Location: JHE 326H
Pyrolysis of wood based biomass produces aldehydes, alcohols, acids, and phenols and a large amount of water, in a mixture useful as molecular building blocks for the production of liquid hydrocarbon fuels and value-added chemicals. The diverse molecular structures in pyrolysis product have rendered it unstable and difficult to process, because multiple functional groups undergo concomitant chemical transformation, while polymerization and coking occur simultaneously and, as a result, a portion of the oxygenates convert to larger, inactive fractions.

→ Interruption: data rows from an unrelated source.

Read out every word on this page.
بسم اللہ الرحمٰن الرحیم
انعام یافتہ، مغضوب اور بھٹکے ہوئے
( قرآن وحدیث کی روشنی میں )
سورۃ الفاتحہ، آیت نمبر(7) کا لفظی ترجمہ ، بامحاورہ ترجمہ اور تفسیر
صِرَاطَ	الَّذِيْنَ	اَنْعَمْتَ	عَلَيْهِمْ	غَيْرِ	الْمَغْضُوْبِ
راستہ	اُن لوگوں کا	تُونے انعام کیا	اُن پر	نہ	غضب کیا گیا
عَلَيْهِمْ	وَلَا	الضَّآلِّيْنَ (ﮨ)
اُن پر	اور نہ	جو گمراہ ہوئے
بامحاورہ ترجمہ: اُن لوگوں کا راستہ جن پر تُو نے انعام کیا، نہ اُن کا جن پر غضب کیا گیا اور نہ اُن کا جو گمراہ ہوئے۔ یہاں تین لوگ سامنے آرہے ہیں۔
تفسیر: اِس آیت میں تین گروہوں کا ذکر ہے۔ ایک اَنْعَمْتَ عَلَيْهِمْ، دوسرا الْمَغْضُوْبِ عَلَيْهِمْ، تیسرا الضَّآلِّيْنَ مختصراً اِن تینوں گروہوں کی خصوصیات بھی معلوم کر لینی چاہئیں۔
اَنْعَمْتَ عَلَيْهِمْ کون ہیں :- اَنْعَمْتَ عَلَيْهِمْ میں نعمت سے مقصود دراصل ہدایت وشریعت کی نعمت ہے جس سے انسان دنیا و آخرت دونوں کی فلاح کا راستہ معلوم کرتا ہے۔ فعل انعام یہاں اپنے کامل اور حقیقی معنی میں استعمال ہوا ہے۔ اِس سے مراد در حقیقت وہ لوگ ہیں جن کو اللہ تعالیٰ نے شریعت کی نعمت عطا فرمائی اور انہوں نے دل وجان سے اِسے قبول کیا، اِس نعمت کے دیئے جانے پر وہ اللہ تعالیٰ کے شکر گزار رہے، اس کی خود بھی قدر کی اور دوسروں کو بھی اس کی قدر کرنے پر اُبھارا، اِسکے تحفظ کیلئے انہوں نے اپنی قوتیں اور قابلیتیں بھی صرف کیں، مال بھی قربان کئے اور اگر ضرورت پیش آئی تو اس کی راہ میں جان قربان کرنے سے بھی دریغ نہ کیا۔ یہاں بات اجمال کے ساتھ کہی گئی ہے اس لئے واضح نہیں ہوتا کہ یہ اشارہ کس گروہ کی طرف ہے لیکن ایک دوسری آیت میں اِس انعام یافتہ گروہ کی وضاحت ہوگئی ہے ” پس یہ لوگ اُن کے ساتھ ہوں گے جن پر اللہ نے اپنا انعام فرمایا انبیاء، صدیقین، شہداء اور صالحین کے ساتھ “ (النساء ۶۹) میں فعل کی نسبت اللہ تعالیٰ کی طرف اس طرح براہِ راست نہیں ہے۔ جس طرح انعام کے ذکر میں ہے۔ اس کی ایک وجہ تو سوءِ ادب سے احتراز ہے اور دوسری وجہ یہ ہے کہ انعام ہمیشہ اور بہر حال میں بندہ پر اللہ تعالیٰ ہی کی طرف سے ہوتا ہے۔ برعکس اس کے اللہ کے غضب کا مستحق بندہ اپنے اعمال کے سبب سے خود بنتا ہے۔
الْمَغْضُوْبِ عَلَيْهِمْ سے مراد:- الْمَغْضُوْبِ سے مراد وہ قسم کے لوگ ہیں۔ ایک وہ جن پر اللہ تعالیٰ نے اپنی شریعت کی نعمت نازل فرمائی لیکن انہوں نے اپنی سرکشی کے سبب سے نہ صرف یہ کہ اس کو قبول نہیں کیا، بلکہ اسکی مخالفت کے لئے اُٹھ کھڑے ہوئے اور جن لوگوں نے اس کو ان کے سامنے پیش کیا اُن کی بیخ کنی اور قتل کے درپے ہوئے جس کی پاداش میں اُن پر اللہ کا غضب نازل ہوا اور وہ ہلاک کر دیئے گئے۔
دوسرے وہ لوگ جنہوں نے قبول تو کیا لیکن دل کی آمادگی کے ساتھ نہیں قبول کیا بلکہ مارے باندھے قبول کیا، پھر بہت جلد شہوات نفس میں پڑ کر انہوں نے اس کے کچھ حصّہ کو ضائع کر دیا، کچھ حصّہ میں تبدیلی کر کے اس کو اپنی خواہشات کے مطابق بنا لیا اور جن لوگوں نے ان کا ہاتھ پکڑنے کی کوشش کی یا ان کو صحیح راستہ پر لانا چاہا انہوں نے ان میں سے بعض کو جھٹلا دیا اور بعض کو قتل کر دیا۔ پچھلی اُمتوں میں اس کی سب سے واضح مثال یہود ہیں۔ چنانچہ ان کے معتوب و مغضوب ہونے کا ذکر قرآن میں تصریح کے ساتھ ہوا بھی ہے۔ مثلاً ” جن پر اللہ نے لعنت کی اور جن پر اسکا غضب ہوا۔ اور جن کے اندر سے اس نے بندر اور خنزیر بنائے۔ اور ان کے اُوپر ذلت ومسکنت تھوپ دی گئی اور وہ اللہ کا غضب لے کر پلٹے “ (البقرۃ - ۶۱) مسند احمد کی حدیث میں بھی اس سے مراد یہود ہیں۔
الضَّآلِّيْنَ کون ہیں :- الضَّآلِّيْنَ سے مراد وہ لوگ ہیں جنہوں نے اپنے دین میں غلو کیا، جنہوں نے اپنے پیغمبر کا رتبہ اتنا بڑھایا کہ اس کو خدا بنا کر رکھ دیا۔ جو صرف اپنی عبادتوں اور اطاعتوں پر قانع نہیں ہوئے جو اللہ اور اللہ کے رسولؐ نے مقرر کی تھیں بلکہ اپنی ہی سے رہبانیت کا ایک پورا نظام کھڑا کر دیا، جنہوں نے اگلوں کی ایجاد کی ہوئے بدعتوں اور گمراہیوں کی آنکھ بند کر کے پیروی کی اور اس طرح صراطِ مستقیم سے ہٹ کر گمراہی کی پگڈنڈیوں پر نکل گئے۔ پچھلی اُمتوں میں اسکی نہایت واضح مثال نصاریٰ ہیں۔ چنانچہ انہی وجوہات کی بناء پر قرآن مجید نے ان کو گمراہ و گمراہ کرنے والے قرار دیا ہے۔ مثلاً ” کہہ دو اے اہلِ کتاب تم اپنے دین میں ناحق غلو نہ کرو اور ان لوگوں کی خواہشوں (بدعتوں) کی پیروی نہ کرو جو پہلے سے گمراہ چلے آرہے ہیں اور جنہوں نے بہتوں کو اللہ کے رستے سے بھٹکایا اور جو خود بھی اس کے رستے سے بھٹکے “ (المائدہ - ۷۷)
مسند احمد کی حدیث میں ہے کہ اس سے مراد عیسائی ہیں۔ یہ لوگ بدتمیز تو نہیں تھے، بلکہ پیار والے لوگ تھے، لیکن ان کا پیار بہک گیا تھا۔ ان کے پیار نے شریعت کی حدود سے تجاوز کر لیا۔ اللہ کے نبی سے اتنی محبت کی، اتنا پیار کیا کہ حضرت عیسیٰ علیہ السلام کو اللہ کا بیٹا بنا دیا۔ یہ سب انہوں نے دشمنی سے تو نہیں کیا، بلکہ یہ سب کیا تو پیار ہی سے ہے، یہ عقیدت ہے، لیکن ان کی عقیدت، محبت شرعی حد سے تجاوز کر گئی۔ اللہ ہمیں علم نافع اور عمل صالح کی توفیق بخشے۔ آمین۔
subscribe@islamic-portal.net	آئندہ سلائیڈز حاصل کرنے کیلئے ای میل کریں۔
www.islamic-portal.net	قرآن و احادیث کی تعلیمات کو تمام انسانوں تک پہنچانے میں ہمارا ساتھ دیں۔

This talk highlights the current challenges of utilizing wood based pyrolysis products as renewable fuels and chemicals, focusing specifically on fundamental catalytic strategies to manipulate the various reaction pathways through the design of active sites and their functions at the atomistic level. Our strategies in catalytic pathway tuning are illustrated through the selected cases of (i) control C=C bond formation of aldehydes to olefins and aromatics and (ii) control hydrogenation of C=O bond while preserving the C=C and C-C bonds. Specific focuses are on the design of solid active sites and reaction environments and their catalytic consequences. The catalytic effects of site structures are explained at the molecular levels and in terms of the ability of solid catalysts to alter the energetics of elementary steps within catalytic cycles. The molecular knowledge is essential for designing tandem reactions to efficiently shuffling hydrogen atoms and create new chemical bonds during catalytic sojourns of oxygenates contained in pyrolysis effluent to produce liquid hydrocarbon fuels and chemicals selectively.